The Agony Of Victory At The Libertine’s Corn Dog-Eating Contest.

By The End Of The Ninth Annual The Libertine’s Brass Knuckle Beatdown Corn Dog-Eating Competition, Even The Top Competitors Looked Miserable.

Corey Schiller is one hell of an eater.

For the second year in a row, the Dallas resident won The Libertine’s traditional Fourth of July-held corn dog-eating competition known as The Brass Knuckle Beat Down. Improving upon his 2016 finish of downing 11 corn dogs in the competition’s allotted 15 minutes, Schiller stuffed 17 corn dogs into his person to take home the trophy at yesterday’s ninth annual contest.

Those additional dogs downed would prove necessary, too, as Schiller had some stiff competition this year, with second-place finisher Paul Dalrymple eating 14 corn dogs.

A film producer from Dallas, Schiller has no experience in the world of competitive eating outside of The Brass Knuckle Beat Down.

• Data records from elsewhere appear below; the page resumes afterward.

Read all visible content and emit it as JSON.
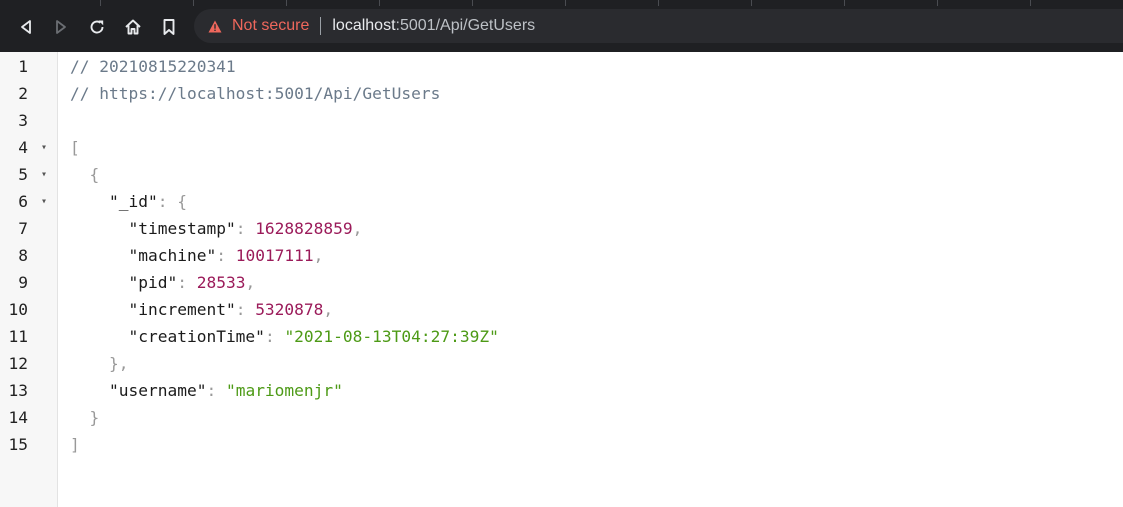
{
  "browser": {
    "security_label": "Not secure",
    "url_host": "localhost",
    "url_path": ":5001/Api/GetUsers",
    "icons": [
      "back-icon",
      "forward-icon",
      "reload-icon",
      "home-icon",
      "bookmark-icon",
      "warning-icon"
    ]
  },
  "colors": {
    "chrome_bg": "#1f2023",
    "omnibox_bg": "#2a2b2f",
    "warning": "#ee675c",
    "number": "#9b1b5a",
    "string": "#4d9a16",
    "comment": "#6b7a8a"
  },
  "lines": [
    {
      "n": "1",
      "fold": "",
      "tokens": [
        {
          "t": "comment",
          "v": "// 20210815220341"
        }
      ]
    },
    {
      "n": "2",
      "fold": "",
      "tokens": [
        {
          "t": "comment",
          "v": "// https://localhost:5001/Api/GetUsers"
        }
      ]
    },
    {
      "n": "3",
      "fold": "",
      "tokens": []
    },
    {
      "n": "4",
      "fold": "▾",
      "tokens": [
        {
          "t": "punct",
          "v": "["
        }
      ]
    },
    {
      "n": "5",
      "fold": "▾",
      "tokens": [
        {
          "t": "ws",
          "v": "  "
        },
        {
          "t": "punct",
          "v": "{"
        }
      ]
    },
    {
      "n": "6",
      "fold": "▾",
      "tokens": [
        {
          "t": "ws",
          "v": "    "
        },
        {
          "t": "key",
          "v": "\"_id\""
        },
        {
          "t": "punct",
          "v": ": {"
        }
      ]
    },
    {
      "n": "7",
      "fold": "",
      "tokens": [
        {
          "t": "ws",
          "v": "      "
        },
        {
          "t": "key",
          "v": "\"timestamp\""
        },
        {
          "t": "punct",
          "v": ": "
        },
        {
          "t": "num",
          "v": "1628828859"
        },
        {
          "t": "punct",
          "v": ","
        }
      ]
    },
    {
      "n": "8",
      "fold": "",
      "tokens": [
        {
          "t": "ws",
          "v": "      "
        },
        {
          "t": "key",
          "v": "\"machine\""
        },
        {
          "t": "punct",
          "v": ": "
        },
        {
          "t": "num",
          "v": "10017111"
        },
        {
          "t": "punct",
          "v": ","
        }
      ]
    },
    {
      "n": "9",
      "fold": "",
      "tokens": [
        {
          "t": "ws",
          "v": "      "
        },
        {
          "t": "key",
          "v": "\"pid\""
        },
        {
          "t": "punct",
          "v": ": "
        },
        {
          "t": "num",
          "v": "28533"
        },
        {
          "t": "punct",
          "v": ","
        }
      ]
    },
    {
      "n": "10",
      "fold": "",
      "tokens": [
        {
          "t": "ws",
          "v": "      "
        },
        {
          "t": "key",
          "v": "\"increment\""
        },
        {
          "t": "punct",
          "v": ": "
        },
        {
          "t": "num",
          "v": "5320878"
        },
        {
          "t": "punct",
          "v": ","
        }
      ]
    },
    {
      "n": "11",
      "fold": "",
      "tokens": [
        {
          "t": "ws",
          "v": "      "
        },
        {
          "t": "key",
          "v": "\"creationTime\""
        },
        {
          "t": "punct",
          "v": ": "
        },
        {
          "t": "str",
          "v": "\"2021-08-13T04:27:39Z\""
        }
      ]
    },
    {
      "n": "12",
      "fold": "",
      "tokens": [
        {
          "t": "ws",
          "v": "    "
        },
        {
          "t": "punct",
          "v": "},"
        }
      ]
    },
    {
      "n": "13",
      "fold": "",
      "tokens": [
        {
          "t": "ws",
          "v": "    "
        },
        {
          "t": "key",
          "v": "\"username\""
        },
        {
          "t": "punct",
          "v": ": "
        },
        {
          "t": "str",
          "v": "\"mariomenjr\""
        }
      ]
    },
    {
      "n": "14",
      "fold": "",
      "tokens": [
        {
          "t": "ws",
          "v": "  "
        },
        {
          "t": "punct",
          "v": "}"
        }
      ]
    },
    {
      "n": "15",
      "fold": "",
      "tokens": [
        {
          "t": "punct",
          "v": "]"
        }
      ]
    }
  ]
}
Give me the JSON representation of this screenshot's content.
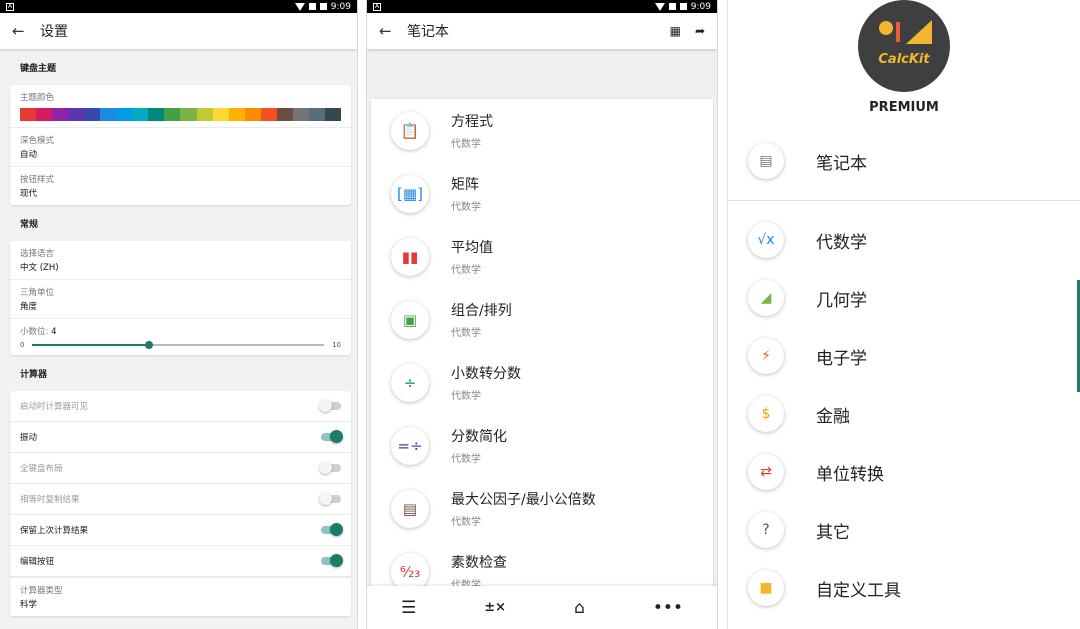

Last year, he simply stumbled into The Libertine following an afternoon spent drinking his way through the Fourth of July; after shocking even himself by taking home last year’s title, he simply returned to the Lower Greenville bar this year to defend it.

That’s part of the charm of The Brass Knuckle Beat Down: Its entrants are rarely experienced in the rigors of competitive eating, and, from an onlooker’s standpoint, there’s true beauty to narrative arc that such amateurism lends to the proceedings. Year in and year out at this affair, contestants are enthusiastic as they gear up to eat, only to look downright miserable and defeated just a few minutes later when they realize they’re not even halfway through the race’s 15 minutes. At that point, regret and concern visibly starts to set into their faces: “This is how I decided to spend my day off from work?” their eyes scream because their mouths are otherwise preoccupied. Meanwhile, the Libertine’s staff unrelentingly keeps their plates filled with fresh corn dogs as friends and other curious onlookers offer cheers and jeers alike. At the end of the 15-minute performance, the competitors are almost too relieved to have the task behind them to care who won — until the winner is handed a trophy for their efforts, anyway.

This year, after Schiller was handed his ceremonial brass knuckles, he beamed while posing for pictures with this year’s trophy as well as the one he’d won last year, which he’d brought along to intimidate his rivals.

The smile he wore said it all: Some pleasures, it seems, are worth the pain.